Big DJs often turn $25,000 in an hour. And behind them is a man like Arash Shirazi of The Bullitt Agency.

Arash Shirazi is the CEO of The Bullitt Agency, which manages international DJs, including the Grammy Award-winning DJ Dubfire, along with Better Lost Than Stupid, Davide Squillace, and Satoshi Tomiie. As dance and electronic music surges in popularity–Rolling Stone magazine recently featured the producer-DJ Deadmau5 on its cover–we caught up with Shirazi to find out more about the business behind the music.

FAST COMPANY: How’d you get into DJ managing?

ARASH SHIRAZI: I wanted to be a journalist. I was at the Discovery Channel, where the CEO gave me great advice, he said: “If people like you, they’ll buy anything from you.” I still use that. Then I worked for CNN News Source. My brother at the time was growing in popularity as a DJ as part of a duo called Deep Dish. They wanted an agent, and I said I’d try it. I was 25 at the time. I’m 37 now.

What was the business of DJing like in 2000?

It was the Wild West. The business was so rogue. Lots of people fall into it, and a lot of people are not college educated, especially the talent. I kind of put in structure and standard operating procedures. I tried to professionalize the business a bit. I tried to create a solid, legitimate, well-oiled, well-run operation.

What were the challenges of working internationally?

People from different cultures prefer to work in different ways. The Spanish are very easygoing. The Italians don’t follow deadlines. The Germans are very efficient. The Japanese you cannot insult–there’s a subtlety to negotiating fees.

I imagine DJs have big egos. How do you deal with them?

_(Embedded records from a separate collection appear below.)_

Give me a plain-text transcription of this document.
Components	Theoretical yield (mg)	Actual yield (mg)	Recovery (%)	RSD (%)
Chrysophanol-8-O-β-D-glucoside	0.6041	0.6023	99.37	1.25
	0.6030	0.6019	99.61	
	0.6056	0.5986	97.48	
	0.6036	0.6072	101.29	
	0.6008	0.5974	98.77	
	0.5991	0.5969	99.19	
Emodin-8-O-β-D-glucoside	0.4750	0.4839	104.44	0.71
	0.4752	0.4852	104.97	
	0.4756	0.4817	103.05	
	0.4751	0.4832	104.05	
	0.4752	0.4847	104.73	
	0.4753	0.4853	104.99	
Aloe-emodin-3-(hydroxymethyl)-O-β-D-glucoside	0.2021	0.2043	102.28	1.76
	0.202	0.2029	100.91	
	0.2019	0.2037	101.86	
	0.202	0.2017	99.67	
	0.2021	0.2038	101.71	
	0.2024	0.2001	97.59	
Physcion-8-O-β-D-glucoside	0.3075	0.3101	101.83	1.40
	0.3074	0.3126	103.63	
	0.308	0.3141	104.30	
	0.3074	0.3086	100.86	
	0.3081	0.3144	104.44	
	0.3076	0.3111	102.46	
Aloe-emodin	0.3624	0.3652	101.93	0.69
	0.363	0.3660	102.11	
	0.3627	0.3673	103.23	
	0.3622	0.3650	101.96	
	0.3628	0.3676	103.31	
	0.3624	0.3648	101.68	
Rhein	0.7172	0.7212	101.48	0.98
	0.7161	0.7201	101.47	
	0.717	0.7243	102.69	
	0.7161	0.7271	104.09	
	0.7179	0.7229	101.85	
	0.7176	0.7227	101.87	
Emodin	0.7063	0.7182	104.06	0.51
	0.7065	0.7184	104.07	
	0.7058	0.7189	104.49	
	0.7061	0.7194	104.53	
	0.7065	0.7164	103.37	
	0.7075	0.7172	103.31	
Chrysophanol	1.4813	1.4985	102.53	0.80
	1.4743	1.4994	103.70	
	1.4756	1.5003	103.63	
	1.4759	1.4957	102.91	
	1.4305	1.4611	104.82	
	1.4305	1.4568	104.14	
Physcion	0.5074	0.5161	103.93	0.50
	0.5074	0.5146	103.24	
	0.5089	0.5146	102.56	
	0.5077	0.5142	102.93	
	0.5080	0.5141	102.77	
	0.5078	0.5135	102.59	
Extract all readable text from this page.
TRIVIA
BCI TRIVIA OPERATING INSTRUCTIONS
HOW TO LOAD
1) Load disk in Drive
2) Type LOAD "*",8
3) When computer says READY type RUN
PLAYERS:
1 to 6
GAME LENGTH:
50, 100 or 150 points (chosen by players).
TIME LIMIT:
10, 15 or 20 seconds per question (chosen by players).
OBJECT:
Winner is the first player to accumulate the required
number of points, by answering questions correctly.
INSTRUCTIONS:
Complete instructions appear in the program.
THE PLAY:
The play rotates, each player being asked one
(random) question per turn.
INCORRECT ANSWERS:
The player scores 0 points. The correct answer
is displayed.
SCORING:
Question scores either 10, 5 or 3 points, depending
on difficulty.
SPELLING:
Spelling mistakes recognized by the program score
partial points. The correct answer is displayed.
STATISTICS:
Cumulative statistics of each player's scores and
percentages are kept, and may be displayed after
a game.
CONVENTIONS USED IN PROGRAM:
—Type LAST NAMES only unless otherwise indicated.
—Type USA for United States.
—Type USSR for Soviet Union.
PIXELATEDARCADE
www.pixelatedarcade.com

I always hear, “I’m not in this for the money. Money’s not important to me.” But the truth is it’s very important to them. It supports their lifestyle. Being a good agent is about balancing the commercial events with the events that energize their creative juices. I’ll oftentimes sit with clients and say, look, you can do 60 events in a year: 20 events have to be money-making events, 20 events won’t pay much but will get your creative juices flowing, and 20 are in-between gigs. I’ll involve them in creating this outline for the year, so when they come back to me and say, “I don’t like these events,” I can say, “Look, this is the blueprint you created.” Still, sometimes they’ll say, “I’m never doing that event again.” And I’ll just say, “You made $25,000 playing for one hour. This is going to pay for your sushi fix for the whole year.